While Allan passed away in 2011, Sharon continues to serve on the board and frequently makes snack drops for the clients and staff. She says she continues to be inspired by the people she meets every time she comes into Pushing Boundaries. And while the accident was a few decades ago, she vividly remembers the difficulty of supporting a spouse going through a traumatic injury. “From a caregiver standpoint, it was helpful for me to be with other caregivers and it allowed me the opportunity to learn from some of the experiences they were having that we weren’t alone,” she says.
She says coming into the center allows her to see those ties that are so important to her family.

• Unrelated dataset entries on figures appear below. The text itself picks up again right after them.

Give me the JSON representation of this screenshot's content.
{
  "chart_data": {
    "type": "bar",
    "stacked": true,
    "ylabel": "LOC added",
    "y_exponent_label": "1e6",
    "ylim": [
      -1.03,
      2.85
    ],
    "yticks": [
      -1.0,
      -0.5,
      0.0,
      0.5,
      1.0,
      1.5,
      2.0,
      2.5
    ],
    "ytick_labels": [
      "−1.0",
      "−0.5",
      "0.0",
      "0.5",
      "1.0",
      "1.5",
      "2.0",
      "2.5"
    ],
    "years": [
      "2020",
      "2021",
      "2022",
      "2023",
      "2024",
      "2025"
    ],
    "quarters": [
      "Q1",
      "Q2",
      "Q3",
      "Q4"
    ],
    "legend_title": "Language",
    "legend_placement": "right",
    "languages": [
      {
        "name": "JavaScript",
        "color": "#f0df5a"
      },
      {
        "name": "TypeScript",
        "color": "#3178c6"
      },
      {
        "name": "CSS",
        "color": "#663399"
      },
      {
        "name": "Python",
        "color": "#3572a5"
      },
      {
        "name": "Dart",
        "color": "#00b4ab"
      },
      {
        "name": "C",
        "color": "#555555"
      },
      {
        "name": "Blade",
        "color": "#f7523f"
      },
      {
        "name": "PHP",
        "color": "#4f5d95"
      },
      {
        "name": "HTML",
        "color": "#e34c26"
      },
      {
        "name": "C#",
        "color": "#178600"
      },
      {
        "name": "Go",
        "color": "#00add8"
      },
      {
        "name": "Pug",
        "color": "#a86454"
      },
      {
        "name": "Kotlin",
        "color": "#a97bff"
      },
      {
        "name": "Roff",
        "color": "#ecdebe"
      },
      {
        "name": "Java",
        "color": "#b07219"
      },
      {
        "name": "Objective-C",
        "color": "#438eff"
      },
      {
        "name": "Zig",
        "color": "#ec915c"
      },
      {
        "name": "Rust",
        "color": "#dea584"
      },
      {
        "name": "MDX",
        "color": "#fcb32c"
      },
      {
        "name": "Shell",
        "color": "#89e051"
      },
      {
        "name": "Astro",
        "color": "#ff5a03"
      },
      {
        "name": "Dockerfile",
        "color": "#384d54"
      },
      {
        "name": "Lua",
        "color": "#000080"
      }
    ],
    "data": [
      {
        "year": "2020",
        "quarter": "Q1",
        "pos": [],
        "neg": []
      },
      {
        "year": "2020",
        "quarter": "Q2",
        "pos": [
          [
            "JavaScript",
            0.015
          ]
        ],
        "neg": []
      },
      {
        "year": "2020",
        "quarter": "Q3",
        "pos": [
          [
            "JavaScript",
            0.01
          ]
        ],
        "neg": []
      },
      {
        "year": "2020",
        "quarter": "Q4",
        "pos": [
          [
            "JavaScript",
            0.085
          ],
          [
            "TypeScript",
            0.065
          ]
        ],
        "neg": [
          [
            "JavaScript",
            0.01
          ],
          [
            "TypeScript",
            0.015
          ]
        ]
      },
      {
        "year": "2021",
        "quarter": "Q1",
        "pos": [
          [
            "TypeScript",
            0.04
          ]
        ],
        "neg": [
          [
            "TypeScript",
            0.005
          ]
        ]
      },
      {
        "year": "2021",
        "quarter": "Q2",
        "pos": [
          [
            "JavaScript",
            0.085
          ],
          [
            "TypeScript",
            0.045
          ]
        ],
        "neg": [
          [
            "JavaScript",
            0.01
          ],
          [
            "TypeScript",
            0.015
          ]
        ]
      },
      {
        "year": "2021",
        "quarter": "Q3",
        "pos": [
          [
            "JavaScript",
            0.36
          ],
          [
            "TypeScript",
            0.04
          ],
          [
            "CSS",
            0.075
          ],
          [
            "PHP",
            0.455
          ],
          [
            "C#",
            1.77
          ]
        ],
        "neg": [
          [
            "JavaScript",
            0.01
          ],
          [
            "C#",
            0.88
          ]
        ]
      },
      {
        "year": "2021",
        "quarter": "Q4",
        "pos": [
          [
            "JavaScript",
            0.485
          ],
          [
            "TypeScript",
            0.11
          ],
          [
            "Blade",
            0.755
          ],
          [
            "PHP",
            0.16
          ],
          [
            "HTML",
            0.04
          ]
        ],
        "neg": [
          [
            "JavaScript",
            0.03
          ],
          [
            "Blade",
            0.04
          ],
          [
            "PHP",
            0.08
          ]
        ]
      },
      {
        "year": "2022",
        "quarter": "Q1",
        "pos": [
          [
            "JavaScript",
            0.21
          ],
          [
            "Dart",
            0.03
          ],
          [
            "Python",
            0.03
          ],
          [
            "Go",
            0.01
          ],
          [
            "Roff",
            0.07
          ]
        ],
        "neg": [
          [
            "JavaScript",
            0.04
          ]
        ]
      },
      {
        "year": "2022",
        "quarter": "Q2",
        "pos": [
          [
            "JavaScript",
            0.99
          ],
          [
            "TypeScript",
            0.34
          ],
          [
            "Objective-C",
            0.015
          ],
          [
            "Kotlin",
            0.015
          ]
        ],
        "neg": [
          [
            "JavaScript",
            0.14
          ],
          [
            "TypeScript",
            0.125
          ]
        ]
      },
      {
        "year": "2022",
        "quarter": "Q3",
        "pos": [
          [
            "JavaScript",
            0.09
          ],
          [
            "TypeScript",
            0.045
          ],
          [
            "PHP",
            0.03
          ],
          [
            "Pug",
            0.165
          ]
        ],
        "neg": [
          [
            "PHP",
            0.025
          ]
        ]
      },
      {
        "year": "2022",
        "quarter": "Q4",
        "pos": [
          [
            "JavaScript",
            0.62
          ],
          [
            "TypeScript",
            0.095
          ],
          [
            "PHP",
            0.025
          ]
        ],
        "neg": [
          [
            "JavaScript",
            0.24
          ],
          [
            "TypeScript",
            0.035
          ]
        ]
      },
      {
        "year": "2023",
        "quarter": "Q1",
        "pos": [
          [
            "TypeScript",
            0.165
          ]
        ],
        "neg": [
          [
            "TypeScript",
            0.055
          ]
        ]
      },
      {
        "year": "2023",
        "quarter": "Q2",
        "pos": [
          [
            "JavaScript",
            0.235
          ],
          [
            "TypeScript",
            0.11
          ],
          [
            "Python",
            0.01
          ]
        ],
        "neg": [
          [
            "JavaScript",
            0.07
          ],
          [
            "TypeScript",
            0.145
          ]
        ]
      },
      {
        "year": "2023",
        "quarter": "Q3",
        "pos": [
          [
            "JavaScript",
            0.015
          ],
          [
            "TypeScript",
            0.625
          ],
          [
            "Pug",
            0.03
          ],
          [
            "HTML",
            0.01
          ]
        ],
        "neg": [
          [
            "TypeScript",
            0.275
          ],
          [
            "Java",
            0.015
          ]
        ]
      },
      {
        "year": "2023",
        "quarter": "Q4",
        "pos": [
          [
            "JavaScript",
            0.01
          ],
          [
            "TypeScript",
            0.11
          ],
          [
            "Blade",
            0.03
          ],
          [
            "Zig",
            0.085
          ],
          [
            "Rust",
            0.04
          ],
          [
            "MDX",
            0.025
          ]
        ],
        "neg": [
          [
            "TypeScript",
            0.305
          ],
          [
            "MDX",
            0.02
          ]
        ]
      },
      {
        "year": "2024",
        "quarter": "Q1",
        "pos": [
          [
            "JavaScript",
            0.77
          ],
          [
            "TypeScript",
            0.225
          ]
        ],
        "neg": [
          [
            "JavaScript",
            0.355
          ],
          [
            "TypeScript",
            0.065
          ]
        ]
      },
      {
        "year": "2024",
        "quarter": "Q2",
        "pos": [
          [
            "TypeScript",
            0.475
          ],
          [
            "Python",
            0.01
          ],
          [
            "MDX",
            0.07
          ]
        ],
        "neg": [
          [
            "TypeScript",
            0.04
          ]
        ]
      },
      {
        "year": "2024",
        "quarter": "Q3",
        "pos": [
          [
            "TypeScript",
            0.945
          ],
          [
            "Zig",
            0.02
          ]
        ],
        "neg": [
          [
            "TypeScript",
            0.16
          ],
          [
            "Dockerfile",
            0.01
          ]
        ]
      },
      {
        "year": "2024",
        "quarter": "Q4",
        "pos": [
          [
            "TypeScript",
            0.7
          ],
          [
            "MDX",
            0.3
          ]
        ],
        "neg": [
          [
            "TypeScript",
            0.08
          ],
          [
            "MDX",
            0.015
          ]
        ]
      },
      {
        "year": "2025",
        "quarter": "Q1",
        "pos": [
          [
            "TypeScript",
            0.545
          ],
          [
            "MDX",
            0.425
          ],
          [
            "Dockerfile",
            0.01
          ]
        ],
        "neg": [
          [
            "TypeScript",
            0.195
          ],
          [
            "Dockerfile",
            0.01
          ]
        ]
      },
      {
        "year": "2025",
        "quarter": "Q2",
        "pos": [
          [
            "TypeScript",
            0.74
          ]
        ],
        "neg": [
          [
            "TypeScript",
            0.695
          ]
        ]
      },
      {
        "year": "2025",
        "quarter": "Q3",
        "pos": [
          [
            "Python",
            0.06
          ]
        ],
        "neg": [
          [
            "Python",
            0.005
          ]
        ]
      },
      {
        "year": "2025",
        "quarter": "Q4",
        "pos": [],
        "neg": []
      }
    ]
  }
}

“You can just see it in people’s faces that this place understands what they need,” she says. “It’s a place where anyone can come and they absolutely understand what you are going through. There’s a camaraderie that happens. I believe in the relationship that happens between the clients and the staff. You are still the same person inside since the accident. We respect that person. When you watch the trainers work there’s a push, and yet they joke and laugh through it. There is such deep respect. It’s amazing to watch that happen.”
Bellevue resident Joe Rohrbach has a spinal cord injury and has been coming into the facility since 2007. “Joe is an amazing artist and to see him be able to continue to do what he loves with his wood carving is so inspiring,” says Sharon. Wood carving involves physical activities such as bending, twisting, and holding a drill, all things that Joe credits he can do because of Pushing Boundaries. He says the “toys” (Pushing Boundaries’ state-of-the-art equipment) and frequent chocolate breaks help too.
For Joe and every client here, an Exercise Therapist works on a one-on-one basis to make sure they are meeting their goals, while also working adjacently with other healthcare practitioners that the client may be seeing to ensure goals are being met. But everyone’s goals are different. For some, it is to take a few steps unassisted. For others, it is to be able to hold their child or help a spouse wash the dishes after dinner.
Sharon reflects on her journey and the journey of everyone who walks through the center's doors. “It’s an all-encompassing healing process,” Sharon says. “But it’s not just me. Allan and I just started it. It couldn’t have gotten to where it is without the amazing staff and people that have poured their time and love into it. Pushing Boundaries wouldn’t be here without people that have that belief and caring. It takes a village and we’ve got a pretty amazing one.”